# Is there an upper theoretical density limit?

Is there an upper theoretical density limit - density being mass in a finite volume, and the part consisting mass has also some finite volume, just with large space in between (particles, atoms, ...).

Is there a theoretical limit how dense can something get?

• It depends on what the "something" is that you're asking about. There are varying answers. An atomic nucleus, for example, can't contain more than 137 protons (Why? Because the strong force which keeps a nucleus together would then be exceeded by the weak force which is the force causing the repsulsion of the protons). This then has an influence on the maximum mass of a nucleus, thus the density of any atomic nucleus. – Matt Oct 29 '15 at 10:18
• @MattS - I'm not a physicist, so this question came from a layman's side. Could a supernova star for example, black hole reach a finite density? – Rook Oct 29 '15 at 10:22
• Take a look at what-if.xkcd.com/140 – Carl Witthoft Oct 29 '15 at 11:40

In the usual model of black hole, with general relativity only and no quantum mechanics, yes. Once the threshold (the center of) a star collapses down to an infinitely dense singularity, there are no longer any repulsing forces to counterbalance auto-gravity.

But if you add quantum mechanics, then such an exact concentrated locality is not physically possible. (Plus also some modern on-going physics envisioning limits to the small scales of space, or different topologies there.) So in practice infinite density is unlikely to exist. But since nobody knows, (at least for the moment) how to marry Quantum Mechanics and General Relativity in black holes, nobody can give you numbers or equations ruling such a maximum value. ;-)

• You mean General Relativity, not Renormalization Group right? =P – Brian Moths Oct 29 '15 at 13:55
• Yep. Acronyms dangerously seems to not be language-dependent while they are :-) (I'm French; words often come in reverse order in English). – Fabrice NEYRET Oct 29 '15 at 14:43

In case you don't want to go up to black holes:

All rest situations results from the balance of contracting and repulsing forces or pseudo-forces. Since repulsing force grows with decreasing distance[1], there is always a shorter radius (and thus higher density) making the balance[2] in each given situation were you increase a bit the contracting force. Repulsing force can be internal mechanical pressure, electrostatic or more complicated repulsion by the electronic layers, etc.
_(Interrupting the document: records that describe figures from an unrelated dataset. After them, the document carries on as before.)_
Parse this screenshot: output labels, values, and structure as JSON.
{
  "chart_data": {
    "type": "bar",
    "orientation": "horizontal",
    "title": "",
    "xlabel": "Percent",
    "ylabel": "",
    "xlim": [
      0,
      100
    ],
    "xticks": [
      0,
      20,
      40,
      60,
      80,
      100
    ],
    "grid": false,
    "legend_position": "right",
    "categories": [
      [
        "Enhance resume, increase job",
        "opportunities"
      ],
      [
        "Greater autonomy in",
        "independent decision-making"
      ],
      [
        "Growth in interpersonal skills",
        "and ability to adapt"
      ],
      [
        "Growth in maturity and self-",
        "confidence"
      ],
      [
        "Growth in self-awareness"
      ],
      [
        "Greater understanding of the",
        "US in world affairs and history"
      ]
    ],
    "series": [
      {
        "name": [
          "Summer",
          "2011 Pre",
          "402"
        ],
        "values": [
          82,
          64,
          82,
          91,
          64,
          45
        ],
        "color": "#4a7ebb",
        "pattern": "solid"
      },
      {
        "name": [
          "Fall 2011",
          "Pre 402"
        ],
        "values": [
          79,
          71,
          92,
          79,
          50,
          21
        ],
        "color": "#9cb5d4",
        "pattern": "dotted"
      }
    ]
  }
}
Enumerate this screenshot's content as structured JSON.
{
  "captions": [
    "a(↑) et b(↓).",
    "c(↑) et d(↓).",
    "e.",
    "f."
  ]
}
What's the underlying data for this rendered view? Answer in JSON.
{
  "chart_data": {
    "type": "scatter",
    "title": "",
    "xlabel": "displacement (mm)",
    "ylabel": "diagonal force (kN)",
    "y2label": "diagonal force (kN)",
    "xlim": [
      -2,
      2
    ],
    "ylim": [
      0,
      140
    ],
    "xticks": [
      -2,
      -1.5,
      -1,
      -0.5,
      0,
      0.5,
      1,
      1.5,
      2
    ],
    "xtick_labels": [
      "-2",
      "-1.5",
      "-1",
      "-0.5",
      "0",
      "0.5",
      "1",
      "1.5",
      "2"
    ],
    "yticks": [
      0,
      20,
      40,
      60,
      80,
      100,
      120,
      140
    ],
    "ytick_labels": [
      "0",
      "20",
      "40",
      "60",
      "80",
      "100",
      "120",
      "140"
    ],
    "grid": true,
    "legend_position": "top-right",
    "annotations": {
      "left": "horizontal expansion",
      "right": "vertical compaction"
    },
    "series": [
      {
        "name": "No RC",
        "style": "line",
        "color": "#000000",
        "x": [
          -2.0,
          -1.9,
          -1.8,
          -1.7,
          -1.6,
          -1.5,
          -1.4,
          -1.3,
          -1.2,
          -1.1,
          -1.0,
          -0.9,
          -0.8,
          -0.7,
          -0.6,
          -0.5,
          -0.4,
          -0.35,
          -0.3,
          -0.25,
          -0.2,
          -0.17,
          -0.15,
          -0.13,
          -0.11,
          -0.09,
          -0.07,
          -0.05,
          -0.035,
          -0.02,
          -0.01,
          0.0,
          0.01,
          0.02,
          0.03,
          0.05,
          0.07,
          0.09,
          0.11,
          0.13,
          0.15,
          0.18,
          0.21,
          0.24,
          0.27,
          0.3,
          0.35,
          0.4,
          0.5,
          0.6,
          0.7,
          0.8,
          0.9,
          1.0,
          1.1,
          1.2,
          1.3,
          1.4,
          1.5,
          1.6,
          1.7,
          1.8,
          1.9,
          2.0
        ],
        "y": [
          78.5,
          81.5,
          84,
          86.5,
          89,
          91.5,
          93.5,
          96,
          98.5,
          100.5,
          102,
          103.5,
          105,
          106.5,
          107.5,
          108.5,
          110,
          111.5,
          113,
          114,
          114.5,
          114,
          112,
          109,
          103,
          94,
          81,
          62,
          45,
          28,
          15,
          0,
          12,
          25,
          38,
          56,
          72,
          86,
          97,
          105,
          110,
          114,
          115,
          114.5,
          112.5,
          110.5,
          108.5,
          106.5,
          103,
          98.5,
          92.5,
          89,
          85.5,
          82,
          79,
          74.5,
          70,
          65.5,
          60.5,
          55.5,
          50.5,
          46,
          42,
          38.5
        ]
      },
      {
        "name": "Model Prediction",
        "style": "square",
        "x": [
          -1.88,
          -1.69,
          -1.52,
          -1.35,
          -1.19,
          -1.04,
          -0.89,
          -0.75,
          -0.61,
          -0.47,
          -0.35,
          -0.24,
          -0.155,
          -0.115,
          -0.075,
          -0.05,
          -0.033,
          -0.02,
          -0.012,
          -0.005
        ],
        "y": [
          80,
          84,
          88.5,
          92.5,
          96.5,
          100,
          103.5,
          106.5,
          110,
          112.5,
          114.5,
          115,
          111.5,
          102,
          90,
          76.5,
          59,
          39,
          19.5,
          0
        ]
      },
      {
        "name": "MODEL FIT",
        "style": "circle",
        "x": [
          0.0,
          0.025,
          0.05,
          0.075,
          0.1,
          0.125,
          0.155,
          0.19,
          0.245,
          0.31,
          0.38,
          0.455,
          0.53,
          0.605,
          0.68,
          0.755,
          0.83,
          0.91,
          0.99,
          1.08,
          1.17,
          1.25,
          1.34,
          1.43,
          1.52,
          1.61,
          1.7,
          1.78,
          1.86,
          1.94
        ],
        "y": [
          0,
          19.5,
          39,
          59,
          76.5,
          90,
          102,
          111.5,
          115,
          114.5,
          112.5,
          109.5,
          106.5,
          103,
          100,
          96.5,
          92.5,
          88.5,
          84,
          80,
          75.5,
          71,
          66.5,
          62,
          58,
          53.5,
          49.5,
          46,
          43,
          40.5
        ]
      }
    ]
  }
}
But if... the physics changes under a distance threshold. For mechanical pressure there is no such threshold (molecules can come in close contact, then electrostatic or electronic force come to settle the limit). Then under larger pressure the molecular or cristal configuration can change to a more compact state with higher energy to resist (indeed inside Earth the cristal configuration change many time with depth, causing density steps). Then once minimally packed, passed a threshold of distances electron orbitals can no longer exists and collapse to the nucleus (-> neutron star), causing a sudden stop of the repulsing force, then replaced by another one caused by something else at a smaller scale. So, there is a cascade of limits, which each of them can theoretically break if you really insist. But this correspond to higher and higher huge energy. So depending on your problem, e.g., only things that can occurs on Earth, this settles a practical range to which part of the cascade above is out of reach or not. E.g. your question could be "what is the maximum density we can produce on Earth in stationary conditions (i.e. not during a picosecond of collision in some particle accelerator)".

[1]: ok, apart for quarks ;-)

[2]: assuming instability have not explode the system apart, like in a supernova.